Content knowledge or expertise influences how information gets mentally encoded and organized. Learners bring with them a set of assumptions and beliefs that can serve as a mental framework for learning. In "the construction of knowledge," they use prior knowledge to incorporate meaning into newly acquired material. In this way, prior knowledge influences how learners interpret new information and decide what aspects of this information are relevant and irrelevant.
The influence of prior knowledge can be illustrated by comparing experts to novices. In a given domain, experts having a larger knowledge base, compared to novices, can chunk information into more meaningful chunks, which may facilitate learning.
For example, relative to non-experts, chess experts have a better memory for positions of chess pieces on a game board (Chi, 1978). When chess pieces are placed randomly on the board, however, this advantage disappears. This indicates that chess experts do not have superior general memory; rather they are able to draw upon their knowledge of common chess positions when beneficial to remembering.
What you already know usually helps you to learn, but it can also impair learning. This is especially so if prior assumptions or beliefs are misleading, plainly incorrect, or otherwise incompatible with new information. Learners, thus, may be susceptible to committing systematic errors if their interpretation of newly-presented material is based upon faulty logic or knowledge.
Besides being possibly misled, having an extensive knowledge base is not adequate to guarantee optimal learning. In 1929, Alfred Whitehead coined the term, inert knowledge, to reflect the fact that relevant knowledge is not always applied in the right situations. Thus, it is important to cue students' knowledge base (i.e., explicitly reference relevant concepts that are already known) to ensure transfer of learning across situations and contexts.

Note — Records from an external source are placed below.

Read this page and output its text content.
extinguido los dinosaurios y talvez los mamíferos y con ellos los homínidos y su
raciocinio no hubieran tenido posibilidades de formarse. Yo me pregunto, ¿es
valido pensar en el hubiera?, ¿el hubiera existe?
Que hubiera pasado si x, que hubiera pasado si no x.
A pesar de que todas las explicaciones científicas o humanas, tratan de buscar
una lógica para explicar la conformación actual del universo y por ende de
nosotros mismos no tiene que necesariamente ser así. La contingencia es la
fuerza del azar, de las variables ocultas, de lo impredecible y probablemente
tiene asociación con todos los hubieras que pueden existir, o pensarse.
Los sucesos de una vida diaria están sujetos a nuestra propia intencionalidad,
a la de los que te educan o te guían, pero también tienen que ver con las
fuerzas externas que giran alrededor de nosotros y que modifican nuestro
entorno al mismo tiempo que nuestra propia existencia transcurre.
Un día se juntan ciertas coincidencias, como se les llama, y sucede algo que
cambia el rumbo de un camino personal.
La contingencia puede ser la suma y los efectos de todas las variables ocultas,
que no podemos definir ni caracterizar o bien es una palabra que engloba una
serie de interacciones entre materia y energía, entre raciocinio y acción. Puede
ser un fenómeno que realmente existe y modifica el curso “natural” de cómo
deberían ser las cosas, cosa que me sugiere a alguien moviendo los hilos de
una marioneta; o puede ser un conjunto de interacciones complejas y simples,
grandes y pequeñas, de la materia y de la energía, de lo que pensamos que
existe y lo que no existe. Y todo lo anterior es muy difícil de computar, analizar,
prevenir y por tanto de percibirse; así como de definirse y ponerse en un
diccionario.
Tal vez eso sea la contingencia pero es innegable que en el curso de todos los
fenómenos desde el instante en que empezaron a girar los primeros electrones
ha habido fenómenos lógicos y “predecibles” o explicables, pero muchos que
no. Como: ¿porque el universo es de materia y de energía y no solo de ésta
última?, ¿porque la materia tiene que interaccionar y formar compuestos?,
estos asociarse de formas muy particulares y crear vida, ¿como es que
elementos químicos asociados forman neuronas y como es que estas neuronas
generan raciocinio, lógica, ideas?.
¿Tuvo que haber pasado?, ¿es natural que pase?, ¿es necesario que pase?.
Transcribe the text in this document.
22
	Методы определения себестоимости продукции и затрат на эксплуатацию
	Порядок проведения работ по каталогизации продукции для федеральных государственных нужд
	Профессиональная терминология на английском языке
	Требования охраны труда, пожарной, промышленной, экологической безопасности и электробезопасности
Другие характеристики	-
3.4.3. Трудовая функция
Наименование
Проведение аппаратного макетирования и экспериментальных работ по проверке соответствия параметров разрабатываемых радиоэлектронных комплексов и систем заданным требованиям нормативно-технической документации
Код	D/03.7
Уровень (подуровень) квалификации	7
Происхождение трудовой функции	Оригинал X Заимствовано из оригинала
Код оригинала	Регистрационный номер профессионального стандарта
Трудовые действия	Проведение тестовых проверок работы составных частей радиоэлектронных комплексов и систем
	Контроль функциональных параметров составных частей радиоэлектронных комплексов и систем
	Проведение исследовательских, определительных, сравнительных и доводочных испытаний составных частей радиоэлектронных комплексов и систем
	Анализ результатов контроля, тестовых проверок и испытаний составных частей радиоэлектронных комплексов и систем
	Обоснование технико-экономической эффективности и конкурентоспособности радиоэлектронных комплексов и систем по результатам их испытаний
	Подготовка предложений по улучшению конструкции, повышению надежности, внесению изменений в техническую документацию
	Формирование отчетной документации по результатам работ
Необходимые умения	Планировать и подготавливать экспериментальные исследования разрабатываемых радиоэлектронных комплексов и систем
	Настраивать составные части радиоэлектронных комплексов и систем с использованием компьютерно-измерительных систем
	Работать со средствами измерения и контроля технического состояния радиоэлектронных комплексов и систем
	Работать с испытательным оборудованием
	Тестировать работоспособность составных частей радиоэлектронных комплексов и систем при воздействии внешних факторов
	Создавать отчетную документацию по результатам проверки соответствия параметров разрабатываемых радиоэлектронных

Assess students' knowledge at the start of instruction, probing for underlying assumptions and beliefs. Challenge students' common misconceptions by providing examples that prove otherwise. Tailor instruction and explanations to accommodate individuals' prior knowledge and experience when possible. This is may done through providing analogical examples that bridge students' prior knowledge with the new concepts they are to learn.
Practically speaking, it may not be possible in a class setting to target prior knowledge of individual students, so aim to provide a range of explanations or demonstrations of a particularly difficult concept. Depending upon educational background and experiences, individual students may find particular explanations or demonstrations more useful than others. The idea is to cue students' prior knowledge that may be relevant to the learning situation at hand.
Bartlett, F. C. (1932). Remembering: A study in experimental and social psychology. Cambridge, England: Cambridge University Press. This is the classic in detailing how cultural knowledge influences what details in a story are remembered and what details are misconstrued to fit one's cultural traditions and practices.
Bransford, J.D., Brown, A. L., & Cocking. R. R. (Eds.). (1999) How people learn: Brain, mind, experience, and school. Washington, DC: National Research Council. This book evaluates the most current research on learning and teaching. Among other topics, it discusses the role of prior knowledge in learning and the relevance of social and cultural contexts.
Chi, M. T. H. (1978). Knowledge structures and memory development. In R. S. Seigler (Ed.), Children's thinking: What develops? (pp. 76-93). Hillsdale, NJ: Erlbaum. This chapter discusses how content knowledge (or domain-expertise), rather than age, aids memory performance under certain circumstances. For example, children who were chess experts demonstrated superior memory for chess positions than did non-expert adults who had superior digit span recall.